Il risultato non deve dunque fare perdere di vista il movimento di fondo che vede un’estrema destra rinforzarsi dal punto di vista della sua base sociale e un potere macronista sempre più indebolito. Più complicato è immaginare lo scenario per i mesi che vengono, che dovrà in ogni caso tenere conto dell’impossibilità per Macron, sancita dalla Costituzione francese, di sciogliere nuovamente l’Assemblea nazionale in tempi rapidi: le prossime legislative non potranno in ogni caso tenersi prima del luglio 2025. In teoria, con la sinistra in testa, Macron dovrebbe attribuire l’incarico di formare il governo al Nuovo Fronte Popolare; ma nulla lo obbliga e, se lo farà, il governo della sinistra sarà minoritario e quindi fragile. Per la verità, la Costituzione francese attribuisce molti poteri all’esecutivo: un governo minoritario può agire alla sola condizione che oltre la metà dell’Assemblea nazionale non voti una mozione di sfiducia, il che richiederebbe a macronisti e estrema destra di fare fronte comune. E non va dimenticato che i governi di Macron, dal 2022 ad oggi, non avevano la maggioranza dei deputati dalla loro parte. Ma certamente, con meno di duecento deputati, l’azione di una sinistra eventualmente al governo sarebbe soggetta a tanti vincoli. 

Una seconda possibilità, che certamente era nei piani sia di Macron che di una parte della sinistra moderata, è quella di una grande coalizione che escluderebbe solo la France insoumise da un lato, l’estrema destra dall’altro. Tuttavia, una parte significativa di ecologisti, comunisti e socialisti non sembra disposta a dei compromessi indigeribili da una base della sinistra che richiede unità e opposizione ferma al potere di Macron; e la nuova composizione dell’Assemblea nazionale implica dunque che la “grande” coalizione sarebbe a sua volta minoritaria. 

La terza e, per quanto si può immaginare, ultima possibilità è quella di un governo, ancora una volta minoritario, sostenuto dai deputati macronisti e da quelli della destra tradizionale, che ha eletto 60 deputati; e dovendo fare un (difficile) pronostico, è possibile che tra qualche mese la Francia andrà in questa direzione. 

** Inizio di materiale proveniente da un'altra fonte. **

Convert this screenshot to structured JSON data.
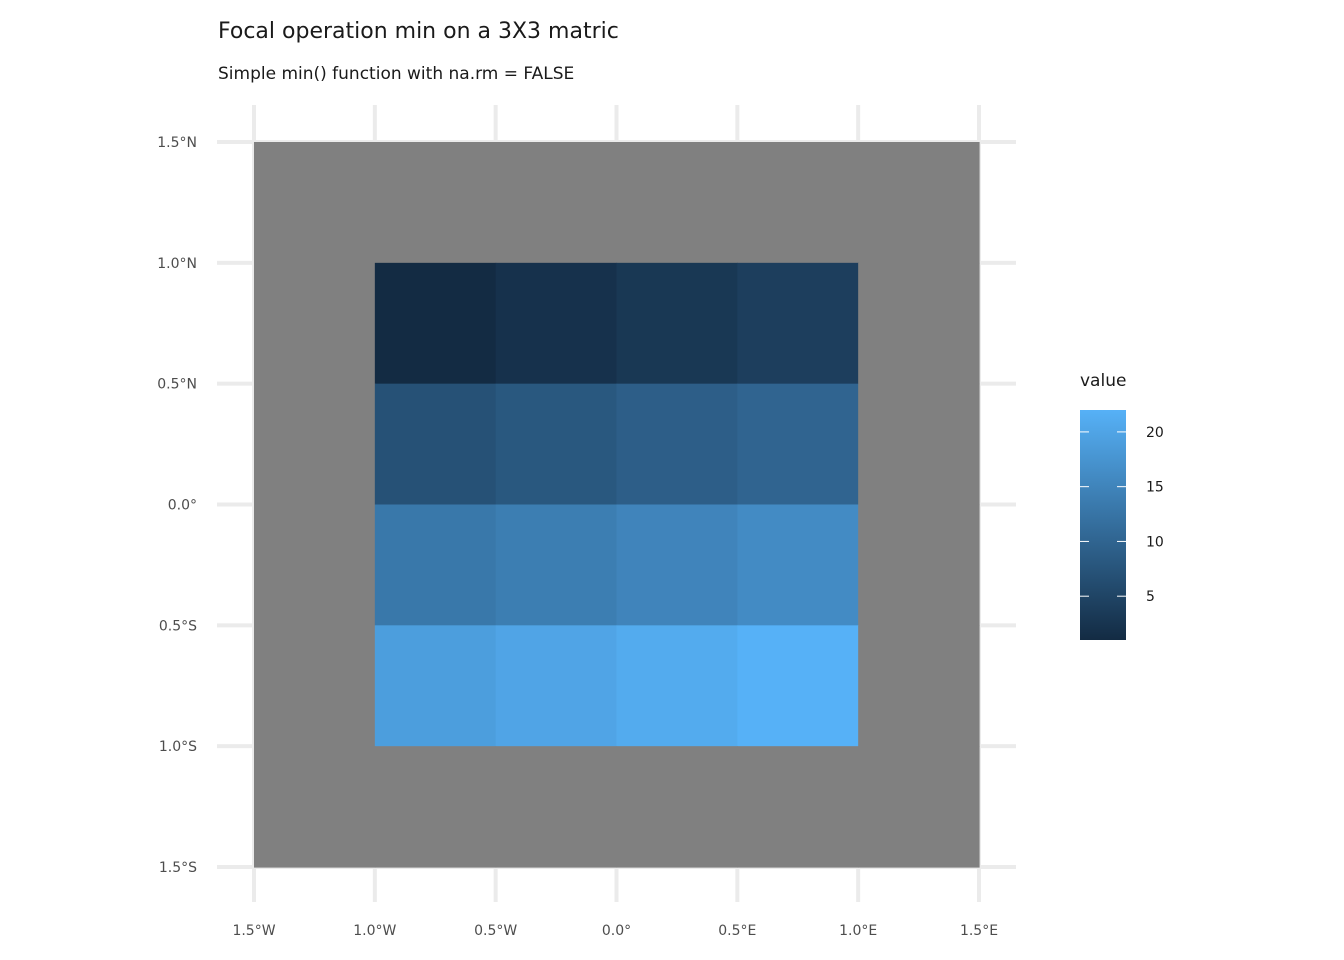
{
  "chart_data": {
    "type": "heatmap",
    "title": "Focal operation min on a 3X3 matric",
    "subtitle": "Simple min() function with na.rm = FALSE",
    "xlabel": "",
    "ylabel": "",
    "xlim": [
      -1.5,
      1.5
    ],
    "ylim": [
      -1.5,
      1.5
    ],
    "x_ticks": [
      -1.5,
      -1.0,
      -0.5,
      0.0,
      0.5,
      1.0,
      1.5
    ],
    "y_ticks": [
      -1.5,
      -1.0,
      -0.5,
      0.0,
      0.5,
      1.0,
      1.5
    ],
    "x_tick_labels": [
      "1.5°W",
      "1.0°W",
      "0.5°W",
      "0.0°",
      "0.5°E",
      "1.0°E",
      "1.5°E"
    ],
    "y_tick_labels": [
      "1.5°S",
      "1.0°S",
      "0.5°S",
      "0.0°",
      "0.5°N",
      "1.0°N",
      "1.5°N"
    ],
    "grid": true,
    "na_color": "#808080",
    "cell_size": 0.5,
    "cells": [
      {
        "x": -1.25,
        "y": 1.25,
        "value": null
      },
      {
        "x": -0.75,
        "y": 1.25,
        "value": null
      },
      {
        "x": -0.25,
        "y": 1.25,
        "value": null
      },
      {
        "x": 0.25,
        "y": 1.25,
        "value": null
      },
      {
        "x": 0.75,
        "y": 1.25,
        "value": null
      },
      {
        "x": 1.25,
        "y": 1.25,
        "value": null
      },
      {
        "x": -1.25,
        "y": 0.75,
        "value": null
      },
      {
        "x": -0.75,
        "y": 0.75,
        "value": 1
      },
      {
        "x": -0.25,
        "y": 0.75,
        "value": 2
      },
      {
        "x": 0.25,
        "y": 0.75,
        "value": 3
      },
      {
        "x": 0.75,
        "y": 0.75,
        "value": 4
      },
      {
        "x": 1.25,
        "y": 0.75,
        "value": null
      },
      {
        "x": -1.25,
        "y": 0.25,
        "value": null
      },
      {
        "x": -0.75,
        "y": 0.25,
        "value": 7
      },
      {
        "x": -0.25,
        "y": 0.25,
        "value": 8
      },
      {
        "x": 0.25,
        "y": 0.25,
        "value": 9
      },
      {
        "x": 0.75,
        "y": 0.25,
        "value": 10
      },
      {
        "x": 1.25,
        "y": 0.25,
        "value": null
      },
      {
        "x": -1.25,
        "y": -0.25,
        "value": null
      },
      {
        "x": -0.75,
        "y": -0.25,
        "value": 13
      },
      {
        "x": -0.25,
        "y": -0.25,
        "value": 14
      },
      {
        "x": 0.25,
        "y": -0.25,
        "value": 15
      },
      {
        "x": 0.75,
        "y": -0.25,
        "value": 16
      },
      {
        "x": 1.25,
        "y": -0.25,
        "value": null
      },
      {
        "x": -1.25,
        "y": -0.75,
        "value": null
      },
      {
        "x": -0.75,
        "y": -0.75,
        "value": 19
      },
      {
        "x": -0.25,
        "y": -0.75,
        "value": 20
      },
      {
        "x": 0.25,
        "y": -0.75,
        "value": 21
      },
      {
        "x": 0.75,
        "y": -0.75,
        "value": 22
      },
      {
        "x": 1.25,
        "y": -0.75,
        "value": null
      },
      {
        "x": -1.25,
        "y": -1.25,
        "value": null
      },
      {
        "x": -0.75,
        "y": -1.25,
        "value": null
      },
      {
        "x": -0.25,
        "y": -1.25,
        "value": null
      },
      {
        "x": 0.25,
        "y": -1.25,
        "value": null
      },
      {
        "x": 0.75,
        "y": -1.25,
        "value": null
      },
      {
        "x": 1.25,
        "y": -1.25,
        "value": null
      }
    ],
    "legend": {
      "title": "value",
      "position": "right",
      "min": 1,
      "max": 22,
      "breaks": [
        5,
        10,
        15,
        20
      ],
      "break_labels": [
        "5",
        "10",
        "15",
        "20"
      ],
      "low_color": "#132B43",
      "high_color": "#56B1F7"
    }
  }
}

Tuttavia, appare abbastanza chiaro che nell’anno che viene, e quale che sia la coalizione di governo, l’azione riformatrice (in direzione neoliberista) di Macron sarà bloccata, e questa è già una buona notizia. Come un’ottima notizia è avere evitato un governo Le Pen che sembrava probabile. La speranza è che, al governo o all’opposizione, la sinistra saprà restare unita, confermando la convergenza su un programma di rottura netta con il neoliberismo, ed evitando le tentazioni inevitabili che verranno da promesse di posti da ministro, sotto ministro eccetera. Questa unità sarà fondamentale per affrontare con una chance di vittoria le scadenze che verranno, dalle probabili legislative tra un anno, all’elezione presidenziale prevista nel 2027.